Mesmo que o texto do Realismo relate sobre a experiência do Direito dentro do


contexto da common-law, ainda assim, é possível relacioná-la à experiência brasileira
do civil-law. Enquanto o direito de lá trabalha menos com a positivação de leis e mais
com os precedentes judiciais e costumes, os movimentos jurídicos brasileiros mais
recentes, que procuram diminuir as fronteiras entre os dois sistemas, acabaram por
trazer algumas dessas características do sistema estadunidense para cá. Principalmente
quando se amplia a noção da norma legal, agora separada do texto legal e resultado da
interpretação do jurista tomador de decisão. Conjuntamente à introdução do sistema de
precedentes judiciais no Brasil, a função jurisdicional do Judiciário ganha, assim, um
novo caráter de criadora de Direito. Função, esta, exercida pela instituição, mas
praticada pelos juízes. Encontramos, dessa forma, uma redescoberta na importância de
determinar como funciona o processo mental dos juízes, uma vez que estes tomaram
maior relevância no nosso sistema jurídico.

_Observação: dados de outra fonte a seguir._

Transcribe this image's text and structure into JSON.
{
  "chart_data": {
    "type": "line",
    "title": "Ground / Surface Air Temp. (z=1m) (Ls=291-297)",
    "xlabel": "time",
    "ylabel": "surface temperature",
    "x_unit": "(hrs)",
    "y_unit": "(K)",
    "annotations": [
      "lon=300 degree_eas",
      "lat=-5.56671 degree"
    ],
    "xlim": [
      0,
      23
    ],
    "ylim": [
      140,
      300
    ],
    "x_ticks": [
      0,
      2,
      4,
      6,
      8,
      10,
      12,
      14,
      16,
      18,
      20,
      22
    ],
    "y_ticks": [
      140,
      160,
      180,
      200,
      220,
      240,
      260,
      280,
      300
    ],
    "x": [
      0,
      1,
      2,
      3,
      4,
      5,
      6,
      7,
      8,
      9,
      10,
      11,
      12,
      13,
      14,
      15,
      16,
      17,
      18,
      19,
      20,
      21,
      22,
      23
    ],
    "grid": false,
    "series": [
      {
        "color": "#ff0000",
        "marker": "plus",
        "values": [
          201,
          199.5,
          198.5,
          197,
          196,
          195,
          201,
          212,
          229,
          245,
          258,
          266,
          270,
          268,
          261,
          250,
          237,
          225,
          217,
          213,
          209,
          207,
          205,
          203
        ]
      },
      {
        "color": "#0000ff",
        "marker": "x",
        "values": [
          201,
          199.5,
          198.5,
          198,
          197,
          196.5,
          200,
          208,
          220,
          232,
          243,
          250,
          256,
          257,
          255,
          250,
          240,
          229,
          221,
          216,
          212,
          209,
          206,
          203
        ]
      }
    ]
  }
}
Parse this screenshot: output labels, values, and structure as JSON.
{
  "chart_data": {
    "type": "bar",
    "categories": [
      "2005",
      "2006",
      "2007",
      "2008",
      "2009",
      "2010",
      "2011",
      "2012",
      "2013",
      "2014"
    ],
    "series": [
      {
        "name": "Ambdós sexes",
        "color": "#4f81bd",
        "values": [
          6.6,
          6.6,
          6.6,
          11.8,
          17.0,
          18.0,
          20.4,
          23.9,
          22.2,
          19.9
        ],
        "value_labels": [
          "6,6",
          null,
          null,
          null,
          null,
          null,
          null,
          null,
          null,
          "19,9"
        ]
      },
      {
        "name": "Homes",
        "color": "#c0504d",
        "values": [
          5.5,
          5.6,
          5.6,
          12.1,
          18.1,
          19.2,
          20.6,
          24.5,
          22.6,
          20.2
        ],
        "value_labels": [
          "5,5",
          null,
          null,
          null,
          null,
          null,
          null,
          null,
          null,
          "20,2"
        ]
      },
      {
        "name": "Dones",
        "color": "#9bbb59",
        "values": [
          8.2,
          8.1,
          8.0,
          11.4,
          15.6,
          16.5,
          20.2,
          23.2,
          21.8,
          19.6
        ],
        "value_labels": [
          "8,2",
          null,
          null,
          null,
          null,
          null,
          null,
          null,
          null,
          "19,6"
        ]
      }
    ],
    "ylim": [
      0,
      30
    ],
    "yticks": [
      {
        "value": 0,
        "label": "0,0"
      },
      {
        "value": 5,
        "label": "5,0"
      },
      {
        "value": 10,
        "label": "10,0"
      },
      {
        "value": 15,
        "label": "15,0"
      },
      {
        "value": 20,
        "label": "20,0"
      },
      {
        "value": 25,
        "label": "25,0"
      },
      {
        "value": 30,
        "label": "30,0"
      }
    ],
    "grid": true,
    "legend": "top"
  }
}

É possível também tratar de maiores especificidades do nosso sistema jurídico, que


talvez afetem de alguma forma quanto ao fenômeno da racionalização junto da
perspectiva do Realismo. A Constituição de 1988, marco de redemocratização, trouxe
junto dela diversos princípios que se tornaram tanto fundamento garantidores de direitos
como diretrizes a serem alcançadas pela sociedade. Estes princípios, no entanto, quando
colocados e examinados dentro do caso concreto apresentam dificuldades de serem
definidos de forma que não abram margem para diversas interpretações. Além disso,
costumam tratar de temas que abrangem discussões fora do campo de estudos do
Direito, mas também da Moral e da Filosofia. Tais interpretações acabam por deixarem
passar fatores não-juridícos, como políticos-ideológicos, que contribuem para a
definição particular dada pelo juiz ao aplica-la. Depois disso, cabe a ele procurar no
ordenamento a roupagem jurídica apropriada que corrobore com essa definição
preestabelecida, claramente sob o processo da racionalização. Vale salientar que esse
mecanismo mental, na grande maioria das vezes, não é utilizado de má-fé pelo
indivíduo, mas naturalizado pela própria natureza do tema em questão. Com a função
cada vez mais ativa do juiz dentro do nosso sistema legal, suas tomadas de decisão,
injetadas pelo processo de racionalização, possuem maior importância para o
funcionamento desse sistema.

Ainda, coloca em discussão as mesmas questões do domínio sobre a previsibilidade das


decisões judiciais iniciadas pelos realistas, uma vez que torna matéria de estudo,
novamente, quais são os fatores desvirtuados que poderiam levar respectivos juízes a
trazerem à tona suas tendências, e quais fatores estes que apresentam um mesmo
resultado em vários juízes. Essa catalogação poderia ser bastante útil à profissão do
advogado, o qual passaria a moldar seu discurso, sua narrativa e a forma como se
comporta perante os juízes mais consciente dos impactos que isso poderia ter na
respectiva sentença. Como mostra o texto da racionalização, algumas das pesquisas
empíricas já demonstram certas tendências das pessoas ao serem expostas a fatores
como o nojo.
Portanto, é possível perceber que os debates travados pelos Realistas estadunidenses no
percorrer do século passado retomam à atualidade dentro do novo contexto que se
inserem. Junta a isso, as pesquisas empíricas realizadas na tentativa de comprovar e
aprofundar os conhecimentos sobre o processo de racionalização vêm como suporte
para a concretização dessas hipóteses em comum. Dentro do Direito, vale a pena
revisitar e conhecer essas teses e linhas de pesquisa como forma de ampliar nosso
entendimento do Direito como fenômeno.